Trump Taps Musk’s SpaceX to Help Protect Americans

Tada Images
Tada Images

President Donald Trump is shaking up the federal government’s bloated bureaucracy, and his latest move has conservatives cheering. On Thursday, Transportation Secretary Sean Duffy announced that engineers from Elon Musk’s SpaceX are hitting the ground running at the Federal Aviation Administration to modernize America’s outdated air traffic control system. This bold step comes as the administration slashes inefficiencies through Musk’s Department of Government Efficiency (DOGE), proving once again that Republicans are serious about delivering results—not just empty promises.

Duffy laid out the mission clearly during a press briefing.

“This is why I’ve enlisted the brightest minds, including SpaceX engineers, to help upgrade our aviation system,” he said. “I am fully committed to transportation excellence, as well as transparency and honesty with the public.”

He pointed to the deadly January 29 crash between an Army Black Hawk helicopter and an American Airlines flight at Reagan National Airport as a wake-up call. That tragedy, which killed 67 people, exposed the FAA’s creaky infrastructure—still running on tech from the 1980s. Duffy’s not wrong: we’re stuck with a rotary phone system in a smartphone world, and it’s costing lives.

The SpaceX crew didn’t waste time. They rolled into FAA facilities on Monday, starting at the Air Traffic Control Command Center and Potomac TRACON in Warrenton, Virginia. Acting FAA Administrator Chris Rocheleau confirmed the push in an email to staff.

“We are asking for their help to engineer solutions while we keep the airspace open and safe,” he wrote. “They will contribute to our goal of continuous improvement, which is the key to making sure flying continues to be the safest mode of transportation.”

Duffy told Fox News the engineers were there to observe and craft a phased plan to fix the system, adding, “It’s not just SpaceX, we’re going to ask everyone else to come in that’s smart and bright and loves America to think through the process.” That’s a call conservatives can rally behind—bring in the best, ditch the red tape, and get it done.

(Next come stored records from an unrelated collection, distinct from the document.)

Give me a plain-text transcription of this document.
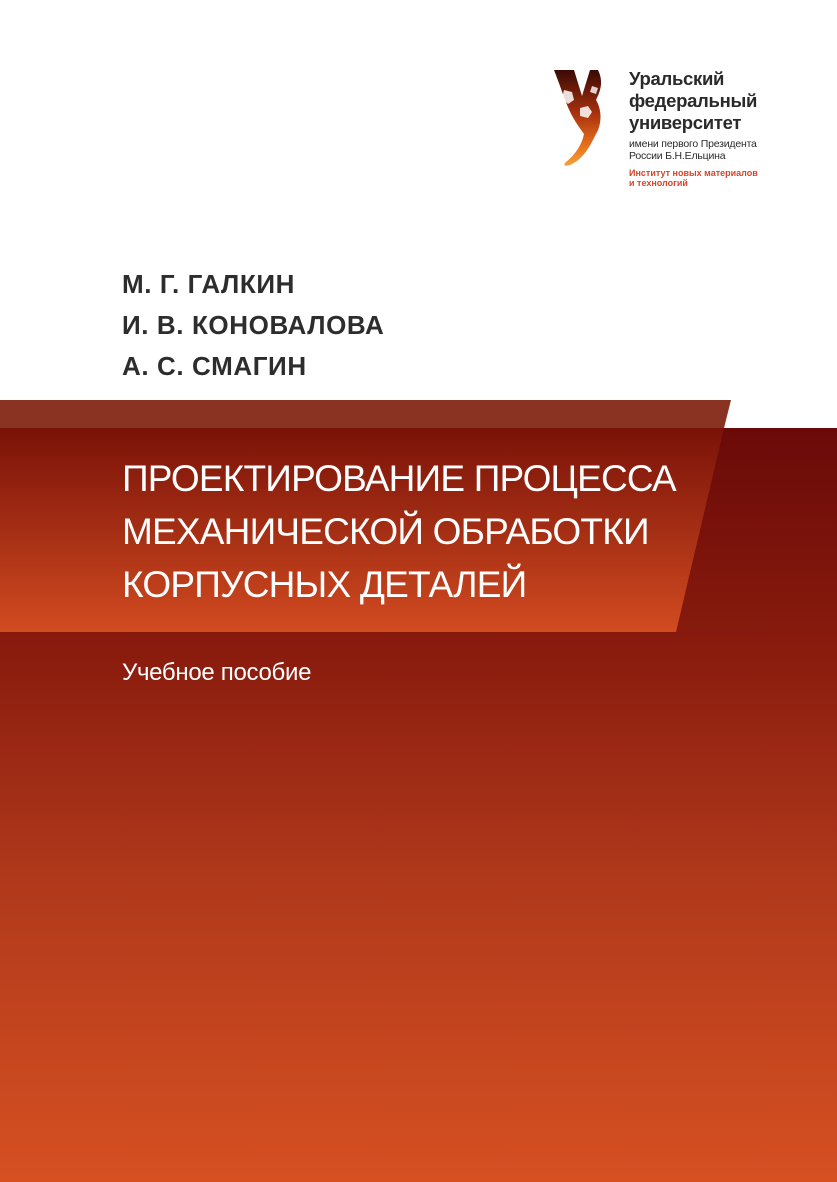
Уральский
федеральный
университет
имени первого Президента
России Б.Н.Ельцина
Институт новых материалов
и технологий
М. Г. ГАЛКИН
И. В. КОНОВАЛОВА
А. С. СМАГИН
ПРОЕКТИРОВАНИЕ ПРОЦЕССА
МЕХАНИЧЕСКОЙ ОБРАБОТКИ
КОРПУСНЫХ ДЕТАЛЕЙ
Учебное пособие
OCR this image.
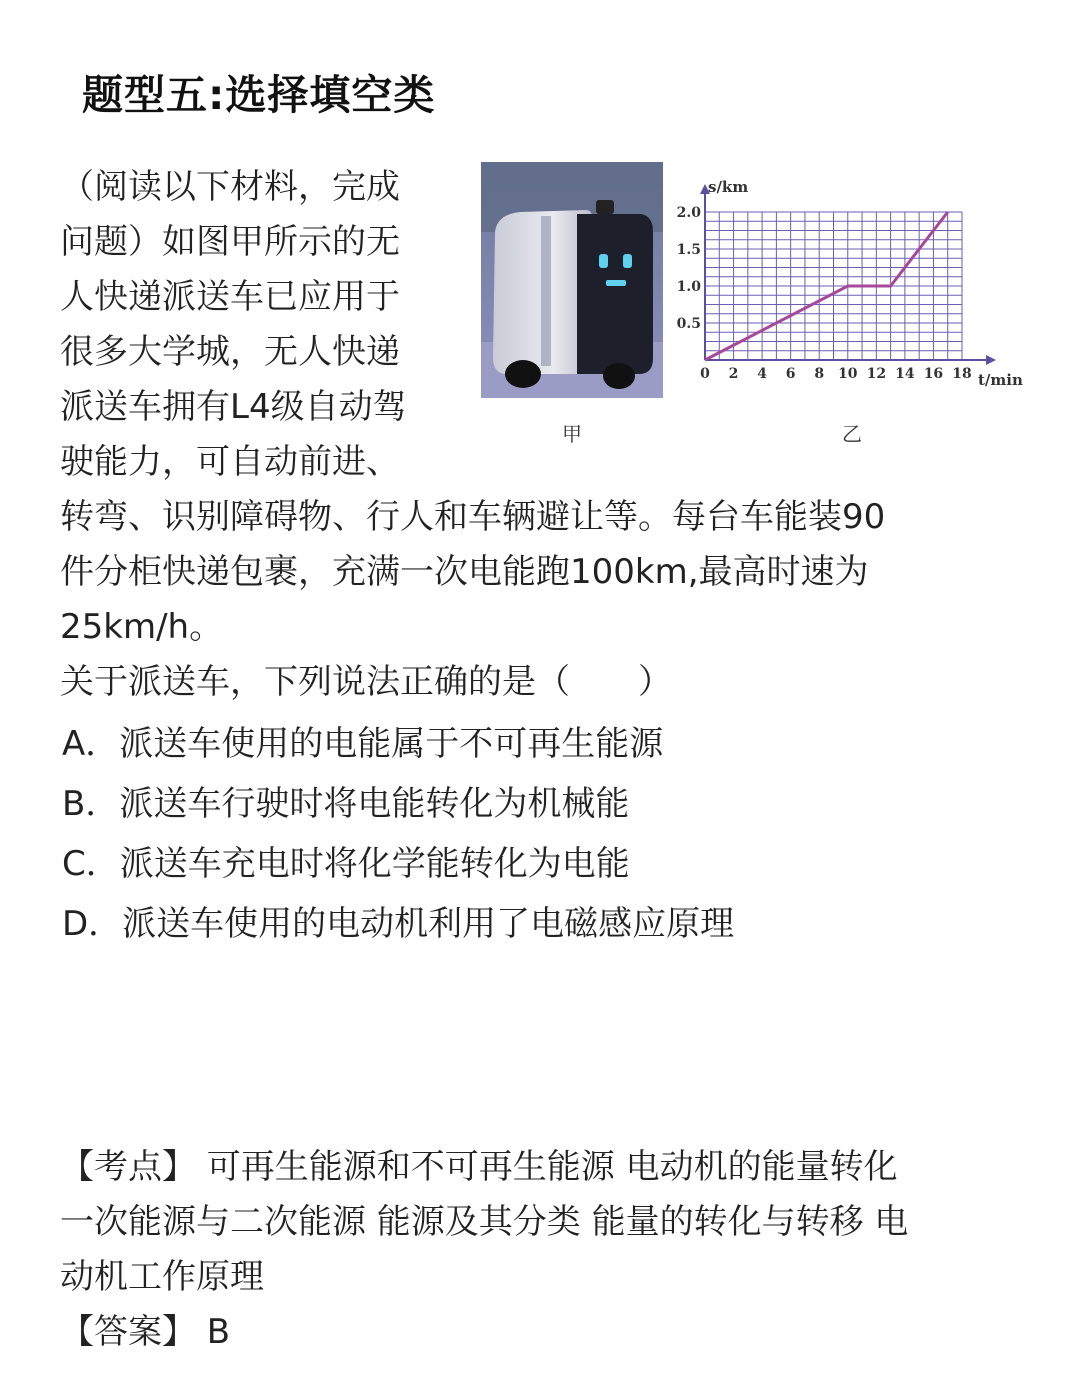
题型五:选择填空类
（阅读以下材料，完成
问题）如图甲所示的无
人快递派送车已应用于
很多大学城，无人快递
派送车拥有L4级自动驾
驶能力，可自动前进、
甲
0 2 4 6 8 10 12 14 16 18
0.5
1.0
1.5
2.0
s/km
t/min
乙
转弯、识别障碍物、行人和车辆避让等。每台车能装90
件分柜快递包裹，充满一次电能跑100km,最高时速为
25km/h。
关于派送车，下列说法正确的是（　　）
A．派送车使用的电能属于不可再生能源
B．派送车行驶时将电能转化为机械能
C．派送车充电时将化学能转化为电能
D．派送车使用的电动机利用了电磁感应原理
【考点】 可再生能源和不可再生能源 电动机的能量转化
一次能源与二次能源 能源及其分类 能量的转化与转移 电
动机工作原理
【答案】 B
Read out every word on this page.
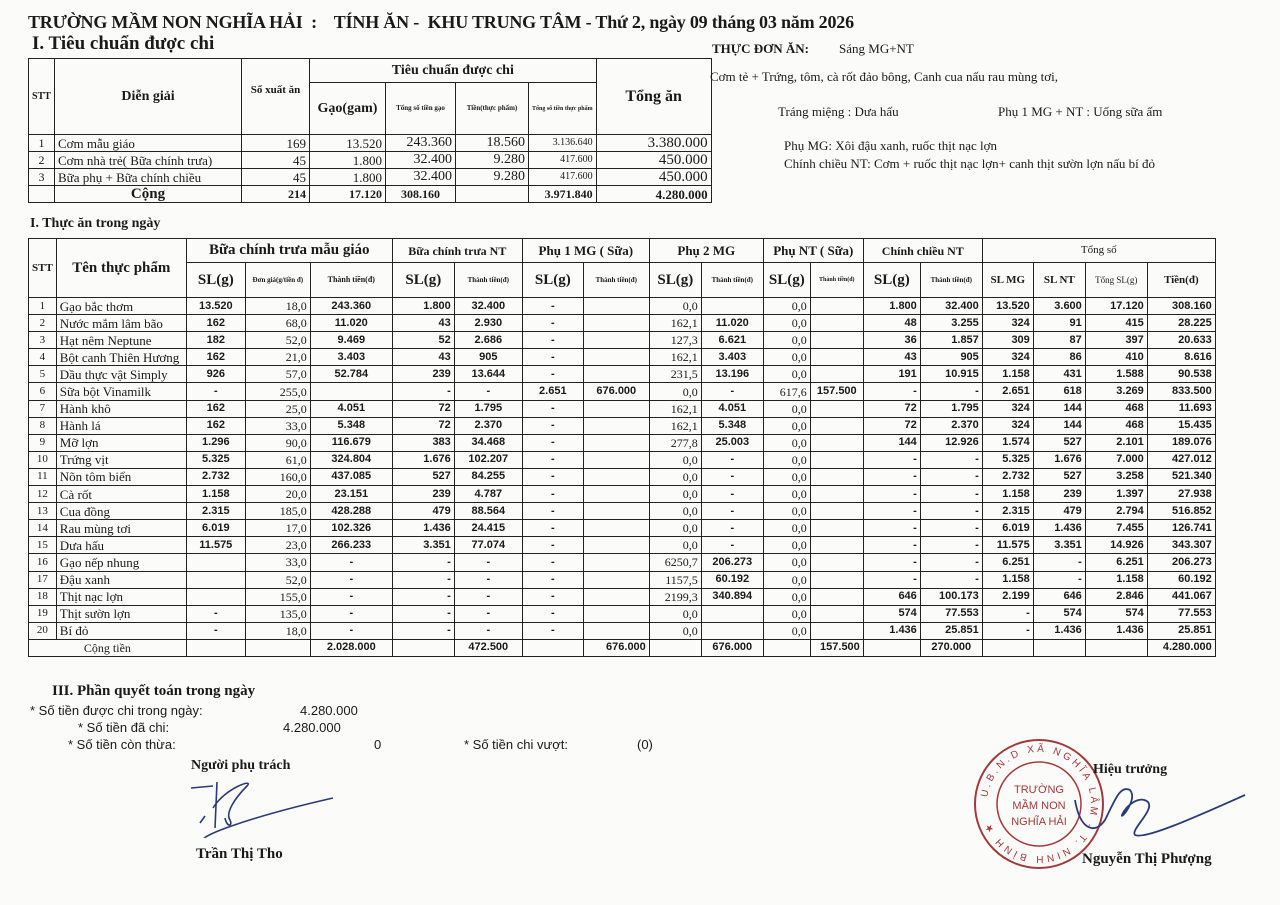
TRƯỜNG MẦM NON NGHĨA HẢI  : TÍNH ĂN -  KHU TRUNG TÂM - Thứ 2, ngày 09 tháng 03 năm 2026
I. Tiêu chuẩn được chi
STT	Diễn giải	Số xuất ăn	Tiêu chuẩn được chi				Tổng ăn
			Gạo(gam)	Tổng số tiền gạo	Tiền(thực phẩm)	Tổng số tiền thực phẩm	
1	Cơm mẫu giáo	169	13.520	243.360	18.560	3.136.640	3.380.000
2	Cơm nhà trẻ( Bữa chính trưa)	45	1.800	32.400	9.280	417.600	450.000
3	Bữa phụ + Bữa chính chiều	45	1.800	32.400	9.280	417.600	450.000
	Cộng	214	17.120	308.160		3.971.840	4.280.000
THỰC ĐƠN ĂN: Sáng MG+NT
Cơm tẻ + Trứng, tôm, cà rốt đảo bông, Canh cua nấu rau mùng tơi,
Tráng miệng : Dưa hấu	Phụ 1 MG + NT : Uống sữa ấm
Phụ MG: Xôi đậu xanh, ruốc thịt nạc lợn
Chính chiều NT: Cơm + ruốc thịt nạc lợn+ canh thịt sườn lợn nấu bí đỏ
I. Thực ăn trong ngày
STT	Tên thực phẩm	Bữa chính trưa mẫu giáo			Bữa chính trưa NT		Phụ 1 MG ( Sữa)		Phụ 2 MG		Phụ NT ( Sữa)		Chính chiều NT		Tổng số			
		SL(g)	Đơn giá(g/tiền đ)	Thành tiền(đ)	SL(g)	Thành tiền(đ)	SL(g)	Thành tiền(đ)	SL(g)	Thành tiền(đ)	SL(g)	Thành tiền(đ)	SL(g)	Thành tiền(đ)	SL MG	SL NT	Tổng SL(g)	Tiền(đ)
1	Gạo bắc thơm	13.520	18,0	243.360	1.800	32.400	-		0,0		0,0		1.800	32.400	13.520	3.600	17.120	308.160
2	Nước mắm lâm bão	162	68,0	11.020	43	2.930	-		162,1	11.020	0,0		48	3.255	324	91	415	28.225
3	Hạt nêm Neptune	182	52,0	9.469	52	2.686	-		127,3	6.621	0,0		36	1.857	309	87	397	20.633
4	Bột canh Thiên Hương	162	21,0	3.403	43	905	-		162,1	3.403	0,0		43	905	324	86	410	8.616
5	Dầu thực vật Simply	926	57,0	52.784	239	13.644	-		231,5	13.196	0,0		191	10.915	1.158	431	1.588	90.538
6	Sữa bột Vinamilk	-	255,0		-	-	2.651	676.000	0,0	-	617,6	157.500	-	-	2.651	618	3.269	833.500
7	Hành khô	162	25,0	4.051	72	1.795	-		162,1	4.051	0,0		72	1.795	324	144	468	11.693
8	Hành lá	162	33,0	5.348	72	2.370	-		162,1	5.348	0,0		72	2.370	324	144	468	15.435
9	Mỡ lợn	1.296	90,0	116.679	383	34.468	-		277,8	25.003	0,0		144	12.926	1.574	527	2.101	189.076
10	Trứng vịt	5.325	61,0	324.804	1.676	102.207	-		0,0	-	0,0		-	-	5.325	1.676	7.000	427.012
11	Nõn tôm biển	2.732	160,0	437.085	527	84.255	-		0,0	-	0,0		-	-	2.732	527	3.258	521.340
12	Cà rốt	1.158	20,0	23.151	239	4.787	-		0,0	-	0,0		-	-	1.158	239	1.397	27.938
13	Cua đồng	2.315	185,0	428.288	479	88.564	-		0,0	-	0,0		-	-	2.315	479	2.794	516.852
14	Rau mùng tơi	6.019	17,0	102.326	1.436	24.415	-		0,0	-	0,0		-	-	6.019	1.436	7.455	126.741
15	Dưa hấu	11.575	23,0	266.233	3.351	77.074	-		0,0	-	0,0		-	-	11.575	3.351	14.926	343.307
16	Gạo nếp nhung		33,0	-	-	-	-		6250,7	206.273	0,0		-	-	6.251	-	6.251	206.273
17	Đậu xanh		52,0	-	-	-	-		1157,5	60.192	0,0		-	-	1.158	-	1.158	60.192
18	Thịt nạc lợn		155,0	-	-	-	-		2199,3	340.894	0,0		646	100.173	2.199	646	2.846	441.067
19	Thịt sườn lợn	-	135,0	-	-	-	-		0,0		0,0		574	77.553	-	574	574	77.553
20	Bí đỏ	-	18,0	-	-	-	-		0,0		0,0		1.436	25.851	-	1.436	1.436	25.851
Cộng tiền				2.028.000		472.500		676.000		676.000		157.500		270.000				4.280.000
III. Phần quyết toán trong ngày
* Số tiền được chi trong ngày:	4.280.000
* Số tiền đã chi:	4.280.000
* Số tiền còn thừa:	0	* Số tiền chi vượt:	(0)
Người phụ trách
Trần Thị Tho
U.B.N.D XÃ NGHĨA LÂM - T. NINH BÌNH ★
TRƯỜNG
MẦM NON
NGHĨA HẢI
Hiệu trưởng
Nguyễn Thị Phượng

The Department of Transportation made it clear there’s no favoritism here. A spokesperson noted that SpaceX engineers are special government employees, kept separate from the FAA’s regulatory arm overseeing Musk’s rocket company to avoid conflicts. This isn’t about handouts—it’s about competence. Musk himself weighed in on X.

“The safety of air travel is a non-partisan matter,” he posted. “SpaceX engineers will help make air travel safer.”

Critics like Hillary Clinton have predictably cried foul, hinting at special access for Musk. Duffy shut that down fast, pointing out the FAA regularly hosts private companies. SpaceX’s $22 billion in government contracts—mostly with NASA and the Pentagon—prove they’re no strangers to federal collaboration. The left’s whining won’t stop progress.

The FAA’s been a mess for years—understaffed, overstretched, and limping along post-Biden. Trump’s already axed probationary hires to trim fat, and now he’s unleashing Musk’s team to rebuild from the ground up. Conservatives know this is what winning looks like: private-sector know-how fixing government failures. With SpaceX engineers on the case, the GOP’s delivering a safer, stronger America—exactly what the people voted for.